Now let us consider that the function compute_average is as slow as the function render_scene . The goal is to reduce the critical section by calling NotifyResourceEndAllAccess before compute_average . This can be done by releasing frame_list earlier and using a copy of frame_list for the average computation.

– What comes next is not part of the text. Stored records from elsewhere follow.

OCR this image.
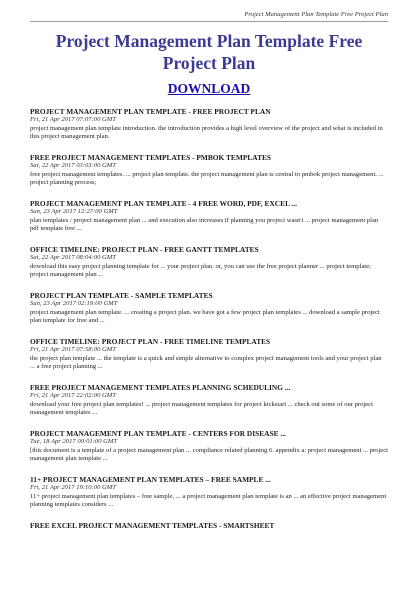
Project Management Plan Template Free Project Plan
Project Management Plan Template Free Project Plan
DOWNLOAD
PROJECT MANAGEMENT PLAN TEMPLATE - FREE PROJECT PLAN
Fri, 21 Apr 2017 07:07:00 GMT
project management plan template introduction. the introduction provides a high level overview of the project and what is included in this project management plan.
FREE PROJECT MANAGEMENT TEMPLATES - PMBOK TEMPLATES
Sat, 22 Apr 2017 03:03:00 GMT
free project management templates. ... project plan template. the project management plan is central to pmbok project management. ... project planning process;
PROJECT MANAGEMENT PLAN TEMPLATE - 4 FREE WORD, PDF, EXCEL ...
Sun, 23 Apr 2017 12:27:00 GMT
plan templates / project management plan ... and execution also increases if planning you project wasn't ... project management plan pdf template free ...
OFFICE TIMELINE: PROJECT PLAN - FREE GANTT TEMPLATES
Sat, 22 Apr 2017 08:04:00 GMT
download this easy project planning template for ... your project plan. or, you can use the free project planner ... project template; project management plan ...
PROJECT PLAN TEMPLATE - SAMPLE TEMPLATES
Sun, 23 Apr 2017 02:19:00 GMT
project management plan template. ... creating a project plan. we have got a few project plan templates ... download a sample project plan template for free and ...
OFFICE TIMELINE: PROJECT PLAN - FREE TIMELINE TEMPLATES
Fri, 21 Apr 2017 07:58:00 GMT
the project plan template ... the template is a quick and simple alternative to complex project management tools and your project plan ... a free project planning ...
FREE PROJECT MANAGEMENT TEMPLATES PLANNING SCHEDULING ...
Fri, 21 Apr 2017 22:02:00 GMT
download your free project plan templates! ... project management templates for project kickstart ... check out some of our project management templates ...
PROJECT MANAGEMENT PLAN TEMPLATE - CENTERS FOR DISEASE ...
Tue, 18 Apr 2017 00:01:00 GMT
[this document is a template of a project management plan ... compliance related planning 6. appendix a: project management ... project management plan template ...
11+ PROJECT MANAGEMENT PLAN TEMPLATES – FREE SAMPLE ...
Fri, 21 Apr 2017 19:10:00 GMT
11+ project management plan templates – free sample, ... a project management plan template is an ... an effective project management planning templates considers ...
FREE EXCEL PROJECT MANAGEMENT TEMPLATES - SMARTSHEET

The pseudo code becomes:

    

render_target_texture_array frame_list{N}; // created with AFR_TRANSFER_2STEP_WITH_BROADCAST
render_target average; // created with AGS_AFR_TRANSFER_DISABLE
render_target scene; // created with AGS_AFR_TRANSFER_DISABLE
render_target_texture_array frame_list_local_cpy{N}; // created with AGS_AFR_TRANSFER_DISABLE
render_target back_buffer;

void render()
{
    static int frame_count = 0;
    int subresource_id = frame_count % N;
    ++frame_count;

    // render frame
    set_render_target(scene);
    render_scene();

    // start of critical section
    NotifyResourceBeginAllAccess(frame_list);
    // local transfer
    copy_subresource(frame_list, subresource_id, scene);
    // signal transfer
    NotifyResourceEndWrites(frame_list, subresource_id);

    // local transfer
    copy_all_resource(frame_list_local_cpy, frame_list);
    // end of critical section
    NotifyResourceEndAllAccess(frame_list);

    // compute average
    set_render_target(average);
    compute_average(frame_list_local_cpy);

    // remaining rendering
    set_render_target(back_buffer);
    finalize_rendering();
}

frame_list_local_cpy is a local copy of frame_list within the frame. The copy is done with the function copy_all_resource . Note that all the content of frame_list is copied in frame_list_local_cpy . This is because any layer of frame_list could have been updated from a different GPU. After NotifyResourceEndAllAccess another gpu can transfer data to frame_list while frame_list_local_cpy is used to compute the average.

The guide along with a code sample gives detail about the API and demonstrates its use in a practical situation.